Publication information
- Publisher: DC Comics Boom Studios
- Format: Limited series
- Publication date: January – September 2017
- No. of issues: 6
- Main character(s): Justice League Mighty Morphin Power Rangers

Creative team
- Written by: Tom Taylor
- Artist: Stephen Byrne

= Justice League/Mighty Morphin Power Rangers =

2017 comic book crossover series

Justice League/Mighty Morphin Power Rangers is a 2017 comic book intercompany crossover series featuring DC Comics' Justice League and Saban and Toei's Power Rangers, written by Tom Taylor with art by Stephen Byrne, published by DC Comics and Boom Studios.

==Synopsis==
Lord Zedd attacks the Command Center with an army of Putties and Zack arrives to defend it and Zordon. During his attempt to teleport them out, the teleportation relay is destroyed by a fake Alpha 5 with a bomb implanted in him. This causes the teleportation to malfunction and send Zack, Lord Zedd and the Putties to cross dimensions, where a "Dark" and familiar figure witnesses their arrival. The Power Rangers teleport to the same coordinates Zack went to and end up stranded in the DC Universe, a world where superpowered heroes are an everyday thing and villains are almost as powerful as the monsters that Rita and Zedd create.

==Plot==
When the Power Rangers are informed by Zordon that Alpha 5 is missing, Zack discovers a decoy that explodes when brought to the Command Center, letting Lord Zedd and his Putties attack. Zack uses the malfunctioning teleportation array to unintentionally send Zedd and himself to different parts of the DC Universe, where Zack encounters Batman. Calling in reinforcements to fight between the other Power Rangers and Justice League members – Flash, Cyborg, Superman, Green Lantern, and Wonder Woman – the two sides realize they're both heroes of their respective worlds, while Zedd is captured in one of Brainiac's bottle habitats and the villains agree to work together.

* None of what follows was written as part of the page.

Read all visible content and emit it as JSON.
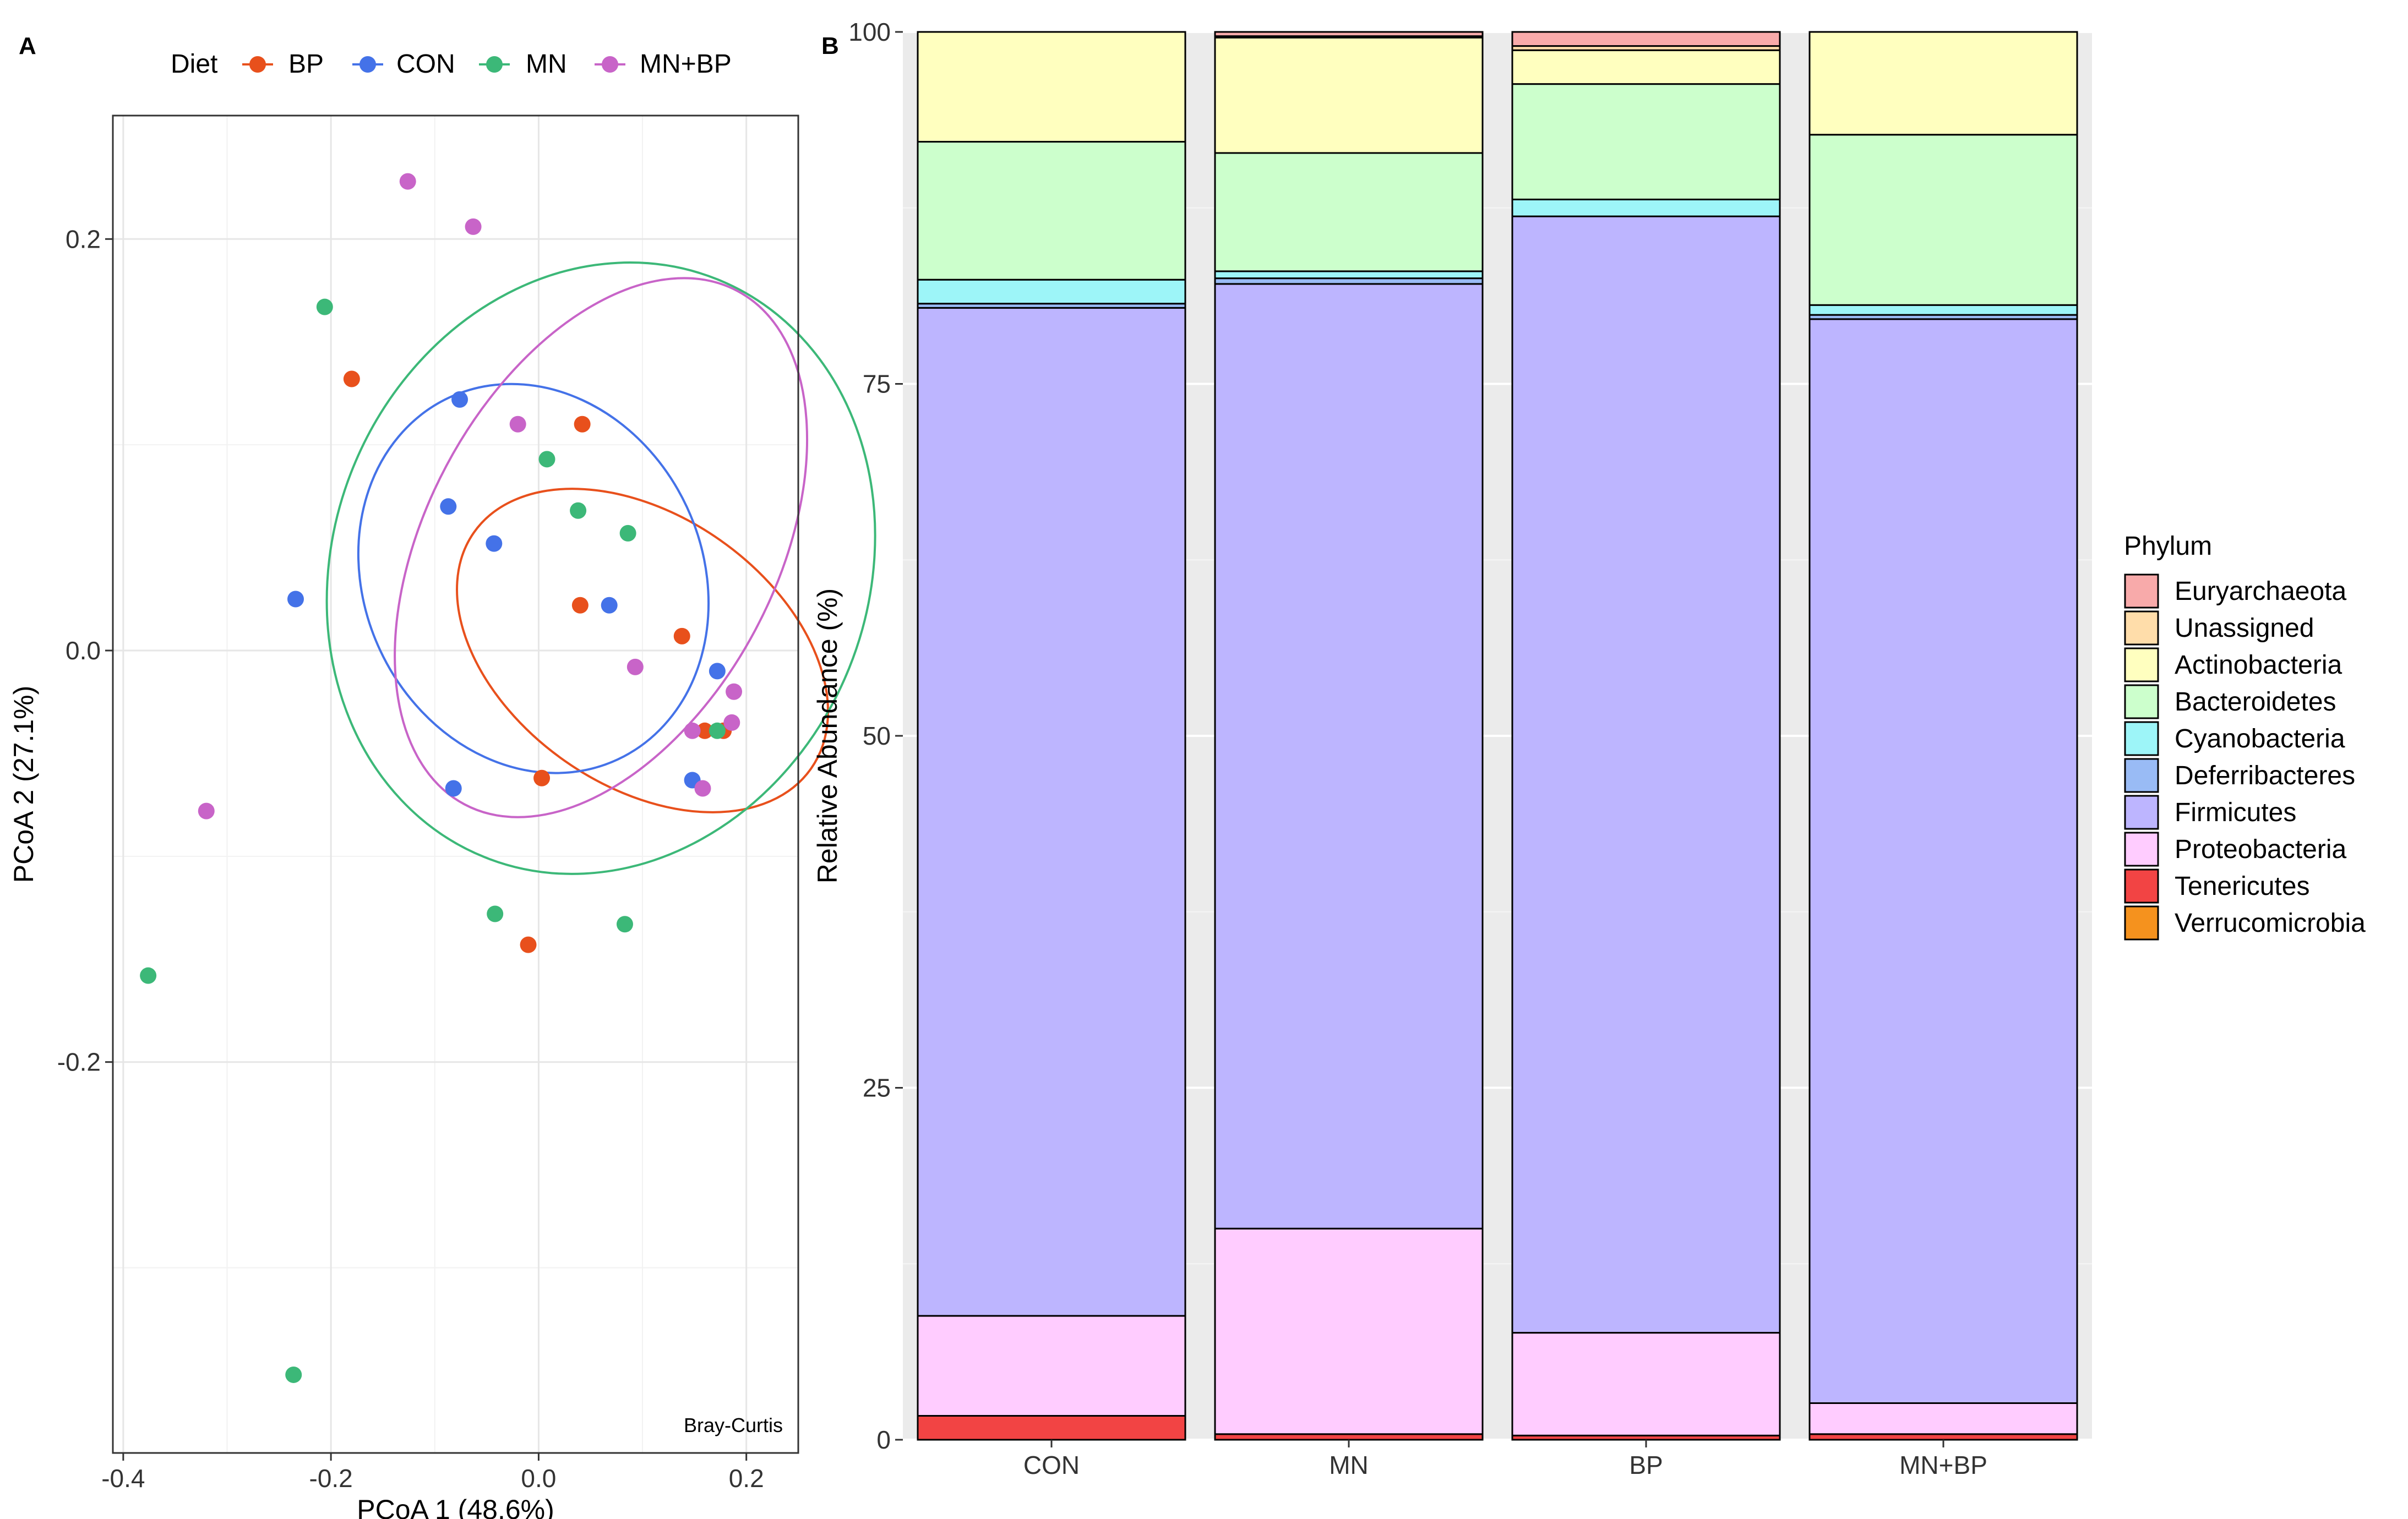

Zedd creates giant monsters that attack all over the Earth, and the heroes split up to defeat them, but Brainiac hacks the Watchtower's teleporters and takes the Rangers' Power Coins, communicators, and Zords for himself. With no way for the Rangers to get home, the Justice League helps them create a portal using their reality's hadron collider, and they arrive to see Angel Grove being shrunken and collected by Brainiac's ship. The de-powered Rangers gear up with suits and weapons of various DC figures, and half of them defend Earth from Zedd's monsters while the others attack the ship, getting their Power Coins back as Cyborg is infected by Brainiac. Billy is forced to stab Cyborg so Batman can reboot him, and Superman helps them save the real Alpha 5, who Brainiac wanted to keep as a fellow sentient machine.

Using one of Zedd's Growth Bombs, Alpha 5 enlarges himself to fight the monsters, and Brainiac corrupts Cyborg again, only to be infected with a virus from Billy that destroys his forces and frees the Zords from his control. In a last-ditch effort, Zedd makes himself giant and dispatches the Justice League, but the Rangers' Megazord and Alpha 5 are able to triumph over him. The heroes then return Angel Grove to normal, celebrating at the Juice Bar and exchanging communicators before the Justice League leaves, with no one realizing that Brainiac has overtaken Alpha 5.

==Reception==
The comic received mixed to positive critical reviews.

On Comic Book Roundup, the critics review was 7.1/10, while the audience review was 7.3/10.

==Publications==
- Justice League/Mighty Morphin Power Rangers (2017-12-06 (hardcover), 2018-11-21 (softcover): Includes Justice League/Mighty Morphin Power Rangers #1-6.